What if your kernel matrix say 9x9 (odd sized kernel) had a circle of ones? Maybe after convolution your resultant image will show a highlighted circle of the same radius. It seems though from the article that it is much trickier than that to design an effective kernel and it maybe be something that you need to experiment with.

https://programmathically.com/understanding-convolutional-filters-and-convolutional-kernels/
 
This is it :

_kernel = new double[5, 5] { { 16, 0, 0, 0,16 },
{ 0, 8, 0, 8, 0 },
{ 0, 0, 1, 0, 0 },
{ 0, 8, 0, 8, 0 },
{ 16, 0, 0, 0, 16 }};
 
but it is not working
 
btb4198 said:
This is it :

_kernel = new double[5, 5] { { 16, 0, 0, 0,16 },
{ 0, 8, 0, 8, 0 },
{ 0, 0, 1, 0, 0 },
{ 0, 8, 0, 8, 0 },
{ 16, 0, 0, 0, 16 }};
I think that kernel would match the letter "X", not a circle.

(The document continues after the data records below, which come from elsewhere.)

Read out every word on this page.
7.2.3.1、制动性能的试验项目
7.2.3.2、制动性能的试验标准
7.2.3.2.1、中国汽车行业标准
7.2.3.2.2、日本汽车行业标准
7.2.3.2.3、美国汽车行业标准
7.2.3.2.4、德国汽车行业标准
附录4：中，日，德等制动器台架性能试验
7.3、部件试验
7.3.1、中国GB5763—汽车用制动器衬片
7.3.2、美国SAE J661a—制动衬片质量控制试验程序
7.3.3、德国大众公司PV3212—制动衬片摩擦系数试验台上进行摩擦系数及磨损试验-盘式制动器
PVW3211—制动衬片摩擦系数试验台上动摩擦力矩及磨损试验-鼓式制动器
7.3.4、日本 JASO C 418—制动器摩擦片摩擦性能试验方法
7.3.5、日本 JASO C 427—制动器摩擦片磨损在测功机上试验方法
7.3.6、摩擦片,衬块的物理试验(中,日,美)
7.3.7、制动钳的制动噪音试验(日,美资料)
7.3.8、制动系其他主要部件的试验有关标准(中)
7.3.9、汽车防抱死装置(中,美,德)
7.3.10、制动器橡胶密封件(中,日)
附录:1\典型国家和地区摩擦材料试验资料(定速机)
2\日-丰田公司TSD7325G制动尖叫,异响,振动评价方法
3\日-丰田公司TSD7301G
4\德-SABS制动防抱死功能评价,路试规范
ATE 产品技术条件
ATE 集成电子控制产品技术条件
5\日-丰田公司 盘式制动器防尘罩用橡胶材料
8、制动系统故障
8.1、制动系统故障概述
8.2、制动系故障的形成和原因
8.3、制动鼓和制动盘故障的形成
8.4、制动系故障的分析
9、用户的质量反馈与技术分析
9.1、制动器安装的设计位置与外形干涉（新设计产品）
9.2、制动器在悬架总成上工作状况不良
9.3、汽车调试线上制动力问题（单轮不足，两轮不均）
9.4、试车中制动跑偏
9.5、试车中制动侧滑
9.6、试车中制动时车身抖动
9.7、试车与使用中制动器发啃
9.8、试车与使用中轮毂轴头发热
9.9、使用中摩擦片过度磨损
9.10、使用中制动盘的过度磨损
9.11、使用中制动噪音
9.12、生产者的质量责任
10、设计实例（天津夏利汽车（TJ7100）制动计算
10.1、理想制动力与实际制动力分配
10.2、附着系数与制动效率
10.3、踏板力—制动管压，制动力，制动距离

Here is what Wikipedia has to say about a convolution kernel:
( https://en.wikipedia.org/wiki/Kernel_(image_processing) )
Convolution is the process of adding each element of the image to its local neighbors, weighted by the kernel.

A circle Hough Transform (CHT) is one possibility. Try this Google search:
https://www.google.com/search?&q=image+recognition+of+circle

You project sounds like a significant coding effort!